It was only a few months ago that the government teamed up with right-wing party Dansk Folkeparti (DF) to usher in more stringent laws for family reunification applicants.
Now the pair look set to crack down on the family reunification arena again following revelations that the government is considering a ceiling on family reunification cases in Denmark.
“I think it sounds interesting and we would like to take a closer look at that with the government when we make this paradigm shift,” Peter Skaarup, the group head of DF, told DR Nyheder.
“Getting a ceiling would be a step on the road for Dansk Folkeparti.”
Gleaning from Germany
The government has drawn inspiration from Germany, where a ceiling of 1,000 family reunification approvals per month came into effect on August 1. The limit is not defined yet, but compared to Germany, the Danish equivalent would be a ceiling of about 70 approvals per month.
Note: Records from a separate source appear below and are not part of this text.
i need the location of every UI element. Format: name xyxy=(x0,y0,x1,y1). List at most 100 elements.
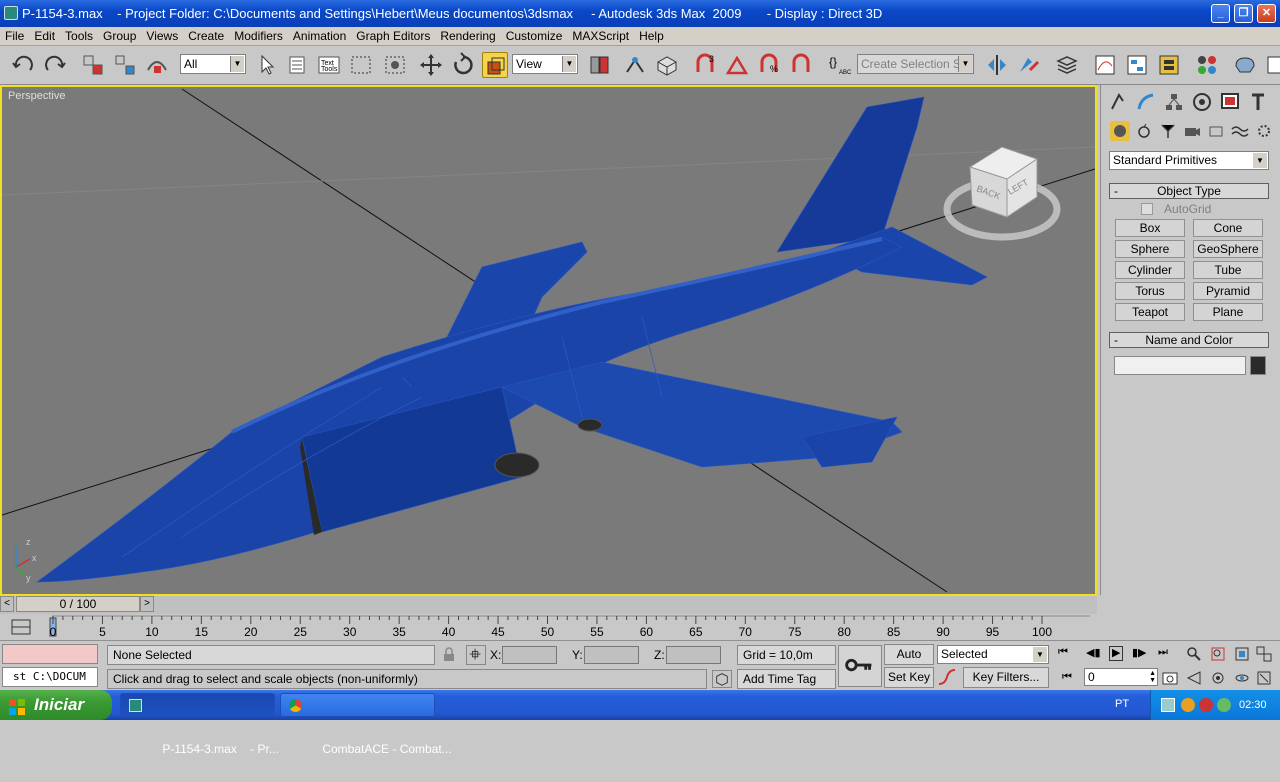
next-key-icon[interactable]: ▮▶ xyxy=(1132,646,1147,659)
object-name-field[interactable] xyxy=(1114,356,1246,375)
set-key-mode-icon[interactable] xyxy=(838,645,882,687)
go-to-start-icon[interactable]: ⏮ xyxy=(1058,646,1068,659)
select-by-name-icon[interactable] xyxy=(284,52,310,78)
hierarchy-tab-icon[interactable] xyxy=(1163,91,1185,113)
menu-group[interactable]: Group xyxy=(98,29,141,43)
x-coordinate-field[interactable] xyxy=(502,646,557,664)
rectangular-selection-icon[interactable] xyxy=(348,52,374,78)
geosphere-button[interactable]: GeoSphere xyxy=(1193,240,1263,258)
spinner-snap-icon[interactable] xyxy=(788,52,814,78)
shapes-category-icon[interactable] xyxy=(1134,121,1154,141)
menu-views[interactable]: Views xyxy=(141,29,183,43)
bind-to-space-warp-icon[interactable] xyxy=(144,52,170,78)
select-object-icon[interactable] xyxy=(254,52,280,78)
auto-key-button[interactable]: Auto Key xyxy=(884,644,934,679)
teapot-button[interactable]: Teapot xyxy=(1115,303,1185,321)
menu-graph-editors[interactable]: Graph Editors xyxy=(351,29,435,43)
render-setup-icon[interactable] xyxy=(1232,52,1258,78)
viewcube[interactable]: BACK LEFT xyxy=(943,146,1061,241)
menu-modifiers[interactable]: Modifiers xyxy=(229,29,288,43)
autogrid-checkbox[interactable]: AutoGrid xyxy=(1141,201,1261,217)
menu-file[interactable]: File xyxy=(0,29,29,43)
layer-manager-icon[interactable] xyxy=(1054,52,1080,78)
menu-customize[interactable]: Customize xyxy=(501,29,568,43)
plane-button[interactable]: Plane xyxy=(1193,303,1263,321)
z-coordinate-field[interactable] xyxy=(666,646,721,664)
reference-coordinate-dropdown[interactable]: View ▼ xyxy=(512,54,578,74)
key-mode-dropdown[interactable]: Selected ▼ xyxy=(937,645,1049,664)
pyramid-button[interactable]: Pyramid xyxy=(1193,282,1263,300)
material-editor-icon[interactable] xyxy=(1156,52,1182,78)
redo-icon[interactable] xyxy=(42,52,68,78)
pan-icon[interactable] xyxy=(1210,670,1226,686)
default-in-out-tangents-icon[interactable] xyxy=(937,668,957,687)
time-slider-thumb[interactable]: 0 / 100 xyxy=(16,596,140,612)
snaps-toggle-icon[interactable]: 3 xyxy=(692,52,718,78)
sphere-button[interactable]: Sphere xyxy=(1115,240,1185,258)
undo-icon[interactable] xyxy=(10,52,36,78)
mirror-icon[interactable] xyxy=(984,52,1010,78)
language-indicator[interactable]: PT xyxy=(1115,698,1129,710)
systems-category-icon[interactable] xyxy=(1254,121,1274,141)
zoom-extents-icon[interactable] xyxy=(1234,646,1250,662)
previous-frame-icon[interactable]: < xyxy=(0,596,14,612)
modify-tab-icon[interactable] xyxy=(1135,91,1157,113)
network-icon[interactable] xyxy=(1161,698,1175,712)
maximize-button[interactable]: ❐ xyxy=(1234,4,1253,23)
object-type-rollout-header[interactable]: - Object Type xyxy=(1109,183,1269,199)
orbit-icon[interactable] xyxy=(1234,670,1250,686)
absolute-mode-icon[interactable] xyxy=(466,645,486,665)
material-spheres-icon[interactable] xyxy=(1194,52,1220,78)
geometry-category-icon[interactable] xyxy=(1110,121,1130,141)
schematic-view-icon[interactable] xyxy=(1124,52,1150,78)
maxscript-listener-input[interactable]: st C:\DOCUM xyxy=(2,667,98,687)
menu-help[interactable]: Help xyxy=(634,29,669,43)
zoom-all-icon[interactable] xyxy=(1210,646,1226,662)
go-to-end-icon[interactable]: ⏭ xyxy=(1158,646,1168,659)
taskbar-item-3dsmax[interactable]: P-1154-3.max - Pr... xyxy=(120,693,279,756)
name-and-color-rollout-header[interactable]: - Name and Color xyxy=(1109,332,1269,348)
percent-snap-icon[interactable]: % xyxy=(756,52,782,78)
angle-snap-icon[interactable] xyxy=(724,52,750,78)
tube-button[interactable]: Tube xyxy=(1193,261,1263,279)
aircraft-model[interactable] xyxy=(36,96,988,583)
previous-key-icon[interactable]: ◀▮ xyxy=(1086,646,1101,659)
select-and-manipulate-icon[interactable] xyxy=(622,52,648,78)
current-frame-field[interactable]: 0 ▲ ▼ xyxy=(1084,668,1158,686)
object-category-dropdown[interactable]: Standard Primitives ▼ xyxy=(1109,151,1269,170)
update-icon[interactable] xyxy=(1217,698,1231,712)
named-selection-set-dropdown[interactable]: Create Selection Set ▼ xyxy=(857,54,974,74)
key-mode-toggle-icon[interactable]: ⏮ xyxy=(1062,671,1072,684)
perspective-viewport[interactable]: Perspective BACK LEFT z x y xyxy=(0,85,1097,596)
keyboard-shortcut-override-icon[interactable] xyxy=(654,52,680,78)
menu-create[interactable]: Create xyxy=(183,29,229,43)
utilities-tab-icon[interactable] xyxy=(1247,91,1269,113)
lights-category-icon[interactable] xyxy=(1158,121,1178,141)
close-button[interactable]: ✕ xyxy=(1257,4,1276,23)
play-icon[interactable]: ▶ xyxy=(1109,646,1124,661)
torus-button[interactable]: Torus xyxy=(1115,282,1185,300)
select-and-link-icon[interactable] xyxy=(80,52,106,78)
zoom-icon[interactable] xyxy=(1186,646,1202,662)
space-warps-category-icon[interactable] xyxy=(1230,121,1250,141)
window-crossing-icon[interactable] xyxy=(382,52,408,78)
maximize-viewport-icon[interactable] xyxy=(1256,670,1272,686)
move-icon[interactable] xyxy=(418,52,444,78)
taskbar-item-chrome[interactable]: CombatACE - Combat... xyxy=(280,693,452,756)
quick-render-icon[interactable] xyxy=(1262,52,1280,78)
menu-tools[interactable]: Tools xyxy=(60,29,98,43)
display-tab-icon[interactable] xyxy=(1219,91,1241,113)
minimize-button[interactable]: _ xyxy=(1211,4,1230,23)
create-tab-icon[interactable] xyxy=(1107,91,1129,113)
menu-maxscript[interactable]: MAXScript xyxy=(567,29,634,43)
menu-rendering[interactable]: Rendering xyxy=(435,29,500,43)
align-icon[interactable] xyxy=(1016,52,1042,78)
y-coordinate-field[interactable] xyxy=(584,646,639,664)
app-icon[interactable] xyxy=(4,6,18,20)
cone-button[interactable]: Cone xyxy=(1193,219,1263,237)
helpers-category-icon[interactable] xyxy=(1206,121,1226,141)
pivot-center-icon[interactable] xyxy=(586,52,612,78)
selection-filter-dropdown[interactable]: All ▼ xyxy=(180,54,246,74)
curve-editor-icon[interactable] xyxy=(1092,52,1118,78)
antivirus-icon[interactable] xyxy=(1181,698,1195,712)
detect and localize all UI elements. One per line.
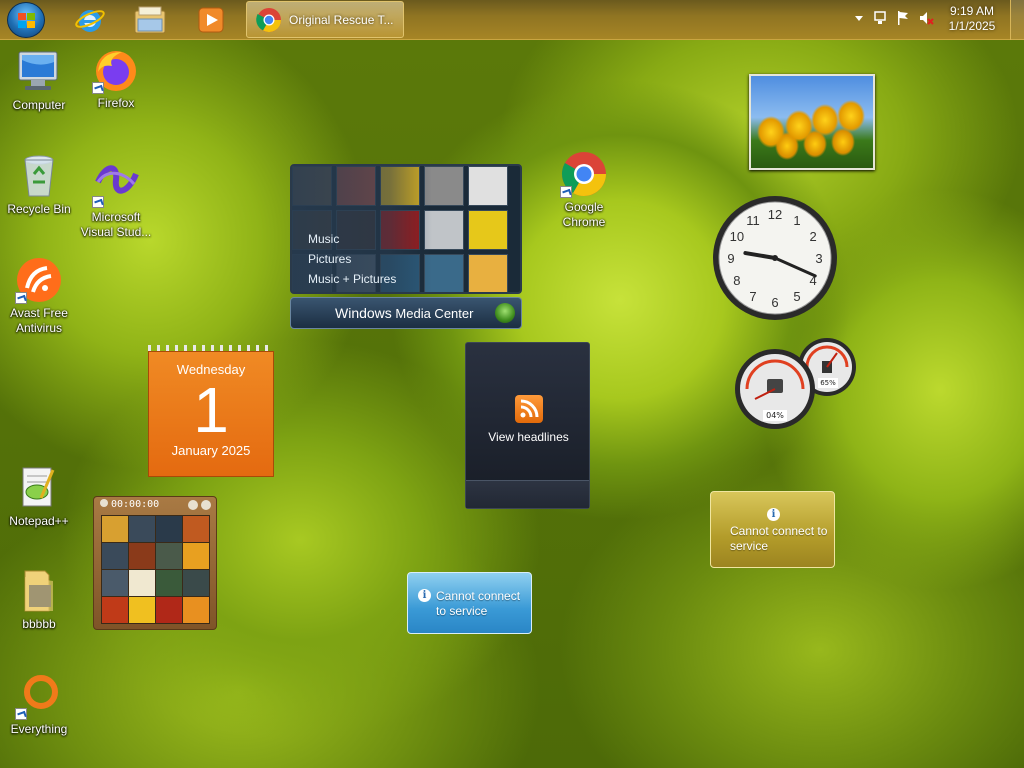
- desktop-icon-label: Recycle Bin: [7, 202, 71, 216]
- clock-numeral: 5: [793, 289, 800, 304]
- network-icon[interactable]: [872, 10, 888, 26]
- clock-numeral: 9: [727, 251, 734, 266]
- slideshow-gadget[interactable]: [749, 74, 875, 170]
- media-center-gadget[interactable]: Music Pictures Music + Pictures Windows …: [290, 164, 522, 330]
- clock-time: 9:19 AM: [949, 4, 995, 18]
- desktop-icon-label: Computer: [12, 98, 66, 112]
- calendar-gadget[interactable]: Wednesday 1 January 2025: [148, 345, 274, 477]
- clock-numeral: 2: [809, 229, 816, 244]
- analog-clock-face: 1234567891011 12: [713, 196, 837, 320]
- menu-item-music-pictures[interactable]: Music + Pictures: [308, 269, 396, 289]
- feed-footer: [466, 480, 589, 508]
- taskbar-pin-internet-explorer[interactable]: [66, 3, 114, 37]
- clock-numeral: 3: [815, 251, 822, 266]
- puzzle-grid[interactable]: [101, 515, 210, 624]
- weather-gadget-gold[interactable]: i Cannot connect to service: [710, 491, 835, 568]
- media-center-title-bar[interactable]: Windows Media Center: [290, 297, 522, 329]
- taskbar-pin-media-player[interactable]: [187, 3, 235, 37]
- internet-explorer-icon: [75, 10, 105, 32]
- shortcut-arrow-icon: [560, 186, 572, 198]
- media-center-title-rest: Media Center: [391, 306, 474, 321]
- media-center-menu: Music Pictures Music + Pictures: [308, 229, 396, 289]
- shortcut-arrow-icon: [92, 196, 104, 208]
- action-center-flag-icon[interactable]: [896, 10, 910, 26]
- windows-orb-icon: [495, 303, 515, 323]
- start-button[interactable]: [7, 2, 45, 38]
- clock-gadget[interactable]: 1 2 3 4 5 6 7 8 9 10 11 12: [711, 194, 839, 322]
- desktop-icon-computer[interactable]: Computer: [1, 48, 77, 113]
- media-center-title-windows: Windows: [335, 305, 392, 321]
- taskbar-button-chrome-window[interactable]: Original Rescue T...: [246, 1, 404, 38]
- desktop-icon-firefox[interactable]: Firefox: [78, 46, 154, 111]
- cpu-meter-gadget[interactable]: 04% 65%: [733, 337, 859, 433]
- weather-error-message: Cannot connect to service: [730, 524, 828, 553]
- puzzle-timer-icon: [100, 499, 108, 507]
- desktop-icon-label: Notepad++: [9, 514, 69, 528]
- puzzle-help-icon[interactable]: [188, 500, 198, 510]
- clock-numeral: 10: [730, 229, 744, 244]
- clock-numeral: 6: [771, 295, 778, 310]
- desktop-icon-bbbbb-folder[interactable]: bbbbb: [1, 567, 77, 632]
- taskbar-button-label: Original Rescue T...: [289, 12, 394, 27]
- picture-puzzle-gadget[interactable]: 00:00:00: [93, 496, 217, 630]
- clock-numeral: 11: [746, 213, 760, 228]
- desktop-icon-recycle-bin[interactable]: Recycle Bin: [1, 152, 77, 217]
- system-tray: [854, 10, 934, 26]
- folder-icon: [24, 570, 53, 612]
- windows-logo-icon: [18, 13, 36, 29]
- menu-item-pictures[interactable]: Pictures: [308, 249, 396, 269]
- volume-muted-icon[interactable]: [918, 10, 934, 26]
- media-player-icon: [198, 7, 224, 33]
- clock-numeral: 12: [768, 207, 782, 222]
- computer-icon: [18, 51, 58, 90]
- clock-date: 1/1/2025: [948, 19, 996, 33]
- clock-center-pin: [772, 255, 778, 261]
- clock-numeral: 1: [793, 213, 800, 228]
- desktop-icon-everything[interactable]: Everything: [1, 672, 77, 737]
- desktop-icon-label: Firefox: [97, 96, 135, 110]
- desktop-icon-label: Google Chrome: [562, 200, 606, 229]
- puzzle-timer: 00:00:00: [111, 499, 160, 510]
- clock-numeral: 8: [733, 273, 740, 288]
- desktop-icon-label: Everything: [10, 722, 68, 736]
- recycle-bin-icon: [24, 155, 54, 197]
- desktop-icon-label: bbbbb: [22, 617, 56, 631]
- memory-usage-readout: 65%: [818, 378, 838, 388]
- shortcut-arrow-icon: [15, 292, 27, 304]
- show-hidden-icons-arrow[interactable]: [854, 13, 864, 23]
- taskbar-clock[interactable]: 9:19 AM 1/1/2025: [944, 4, 1000, 34]
- desktop-icon-label: Microsoft Visual Stud...: [80, 210, 152, 239]
- calendar-day-number: 1: [193, 374, 229, 446]
- desktop-icon-label: Avast Free Antivirus: [10, 306, 68, 335]
- desktop-icon-avast[interactable]: Avast Free Antivirus: [1, 256, 77, 336]
- desktop-icon-notepadpp[interactable]: Notepad++: [1, 464, 77, 529]
- weather-gadget-blue[interactable]: i Cannot connect to service: [407, 572, 532, 634]
- rss-feed-icon: [515, 395, 543, 423]
- shortcut-arrow-icon: [92, 82, 104, 94]
- shortcut-arrow-icon: [15, 708, 27, 720]
- chrome-icon: [256, 7, 281, 32]
- info-icon: i: [767, 508, 780, 521]
- info-icon: i: [418, 589, 431, 602]
- puzzle-peek-icon[interactable]: [201, 500, 211, 510]
- view-headlines-link[interactable]: View headlines: [466, 430, 591, 444]
- visual-studio-icon: [95, 165, 139, 194]
- clock-numeral: 7: [749, 289, 756, 304]
- feed-headlines-gadget[interactable]: View headlines: [465, 342, 590, 509]
- taskbar: Original Rescue T... 9:19 AM 1/1/2025: [0, 0, 1024, 40]
- menu-item-music[interactable]: Music: [308, 229, 396, 249]
- calendar-month-year: January 2025: [171, 443, 251, 458]
- taskbar-pin-windows-explorer[interactable]: [126, 3, 174, 37]
- notepadpp-icon: [22, 467, 55, 507]
- desktop-icon-google-chrome[interactable]: Google Chrome: [546, 150, 622, 230]
- media-center-tiles: Music Pictures Music + Pictures: [290, 164, 522, 294]
- desktop-icon-visual-studio[interactable]: Microsoft Visual Stud...: [78, 160, 154, 240]
- windows-explorer-icon: [134, 6, 166, 34]
- show-desktop-button[interactable]: [1010, 0, 1024, 40]
- cpu-usage-readout: 04%: [763, 410, 787, 421]
- weather-error-message: Cannot connect to service: [436, 589, 521, 618]
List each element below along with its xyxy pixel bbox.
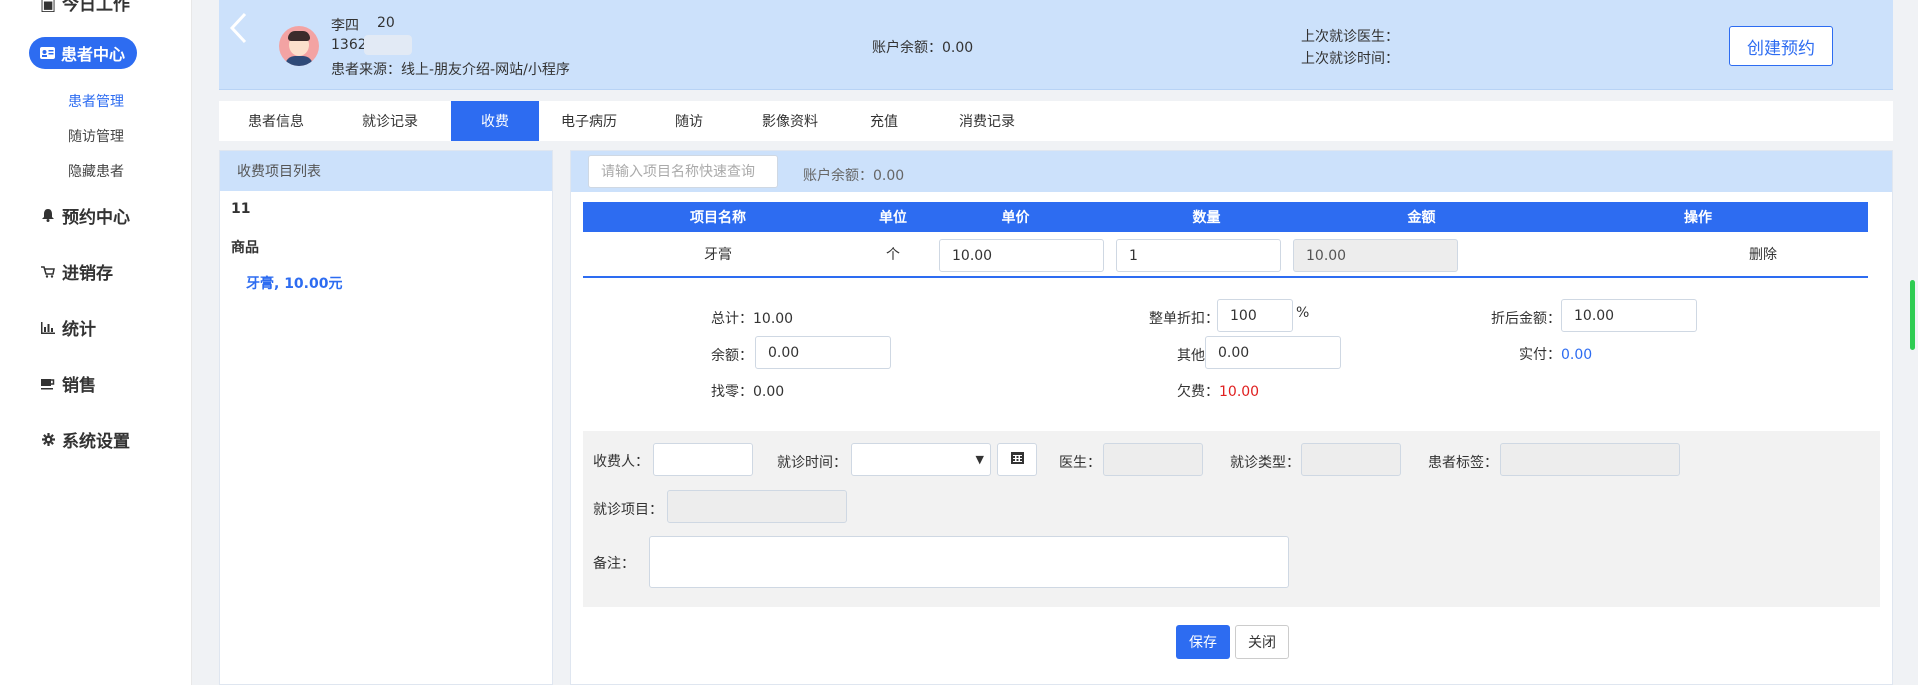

But unlike Germany, where convention refugees – refugees who have been forced to flee their homes because of persecution – are not encompassed, they will be in Denmark, and government lawyers have evaluated that Denmark would be in breach of European human rights legislation if they go through with the plans.
Last year, 7,015 family reunification permits were green-lighted in Denmark and up until the end of August 2018 there were 3,206 permits handed out. The vast majority of the cases involved Syrians.
Doing some basic maths, one can swiftly come to the conclusion that a ceiling of 70 per month would drastically curb the number of family reunifications currently being approved.